Thursday, 26 January 2017

Days of Disillusion

This novel, published in 1926, is set in Sydney between 1894 and 1926. The central character, Robert Watson, is the son of a suburban stationer, who becomes ambitious in business after his father's premature death. The book is divided into six sections of Robert's life: the little boy (he was born about 1885), the youth, the young man, the married man, the father and a final section termed “the new day”. Towards the end of the novel he battles disillusion and dejection, losing his zeal for business. After experiencing tragedy, he verbalises his newfound philosophy: “I would not be dissatisfied with the world and the people in it because somehow I would understand that no life in the world is perfect and that human nature is but a process of becoming.

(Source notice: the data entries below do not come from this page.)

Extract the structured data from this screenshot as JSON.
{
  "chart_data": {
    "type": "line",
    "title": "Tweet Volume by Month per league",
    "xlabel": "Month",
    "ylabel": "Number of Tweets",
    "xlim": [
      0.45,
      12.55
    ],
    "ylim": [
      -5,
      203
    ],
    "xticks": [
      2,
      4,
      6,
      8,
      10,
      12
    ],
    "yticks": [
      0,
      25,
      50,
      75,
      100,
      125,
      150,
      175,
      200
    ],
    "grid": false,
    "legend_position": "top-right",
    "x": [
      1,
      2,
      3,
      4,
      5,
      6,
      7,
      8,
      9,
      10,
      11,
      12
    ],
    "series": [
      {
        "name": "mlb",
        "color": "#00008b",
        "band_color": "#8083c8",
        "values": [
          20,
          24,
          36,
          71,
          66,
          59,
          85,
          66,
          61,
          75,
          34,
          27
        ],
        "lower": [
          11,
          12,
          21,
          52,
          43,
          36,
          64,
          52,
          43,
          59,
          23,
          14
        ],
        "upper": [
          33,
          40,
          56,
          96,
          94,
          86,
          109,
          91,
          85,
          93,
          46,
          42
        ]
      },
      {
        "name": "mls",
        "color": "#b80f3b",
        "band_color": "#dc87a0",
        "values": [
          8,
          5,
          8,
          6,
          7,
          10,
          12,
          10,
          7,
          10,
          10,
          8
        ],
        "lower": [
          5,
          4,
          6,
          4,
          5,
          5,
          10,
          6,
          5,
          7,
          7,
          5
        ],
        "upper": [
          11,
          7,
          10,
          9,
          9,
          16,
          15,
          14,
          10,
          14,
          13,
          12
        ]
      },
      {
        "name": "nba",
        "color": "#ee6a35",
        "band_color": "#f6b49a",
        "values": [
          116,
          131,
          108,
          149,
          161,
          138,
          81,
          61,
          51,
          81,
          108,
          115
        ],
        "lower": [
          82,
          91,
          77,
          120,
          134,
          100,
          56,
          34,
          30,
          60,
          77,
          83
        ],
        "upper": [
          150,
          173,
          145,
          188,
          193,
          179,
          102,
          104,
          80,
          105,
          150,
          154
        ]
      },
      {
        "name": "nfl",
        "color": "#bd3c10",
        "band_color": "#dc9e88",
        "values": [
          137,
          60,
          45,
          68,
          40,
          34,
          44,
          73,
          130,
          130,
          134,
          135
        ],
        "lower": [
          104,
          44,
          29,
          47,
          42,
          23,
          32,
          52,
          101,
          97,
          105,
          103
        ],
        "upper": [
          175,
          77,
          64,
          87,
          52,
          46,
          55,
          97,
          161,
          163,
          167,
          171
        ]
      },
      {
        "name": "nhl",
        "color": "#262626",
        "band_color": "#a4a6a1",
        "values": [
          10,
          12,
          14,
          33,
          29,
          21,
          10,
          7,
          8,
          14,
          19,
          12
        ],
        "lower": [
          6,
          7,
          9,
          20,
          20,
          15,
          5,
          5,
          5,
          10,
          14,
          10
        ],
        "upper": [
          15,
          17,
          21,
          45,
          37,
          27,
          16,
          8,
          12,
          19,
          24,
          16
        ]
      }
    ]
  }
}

I would know that anything human has the element of potential failure in it and that we must not make idols of human beings — we shall always be disillusioned; but that we should put our faith in the unseen.”


The author, Chester Francis Cobb (born 8 June 1899) grew up in suburban Sydney. On leaving school, he worked for Sydney's Daily Telegraph. Both his parents having died prematurely, in 1921 he emigrated to England, the country of his father's birth. He settled on a farm in Oxfordshire. His first novel, partly based on his father's life, was published in 1925 and was the first Australian novel to display the ‘stream of consciousness’ technique. This novel, with a similar setting, was published a year later. He wrote a third novel but it wasn't accepted for publication. Although he had a short life (he died in 1943) and a small body of work, his contribution to Australian fiction was recognised in his inclusion among Colin Roderick's Twenty Australian Novelists in 1947.

The novel doesn't detail the central character's experience of war. When trying to explain his disillusionment, he wonders whether the war was a factor:
“The war... it's no use saying it was the war. I was beginning to be restless and discontented and altogether fed up just before the war. As a matter of fact, if I want to be frank with myself, it was because I was fed up that I went to the war. Going to the war solved the problem for the time. Or it postponed the solving of the problem. But the problem's still here. I'm no nearer the solution than I was before the war.”
Later, when describing an unusually pleasant state of mind, he recalls feeling the same way on one occasion on the Western Front:
“What is this something so peaceful that I feel? ... I felt it first one night in the old office before the war. Since then I've flet it now and again at different times. One early morning in the line in France. And several times when I couldn't sleep at night in hospital [presumably having been wounded]. It was there. It has no voice. It doesn't speak. It doesn't move. It isn't anything that can be seen. It just is. And it's more than a feeling of peace. It's a complete body of life. It is life — a life. The peacefulness is what it is in its entirety. That sums it up.”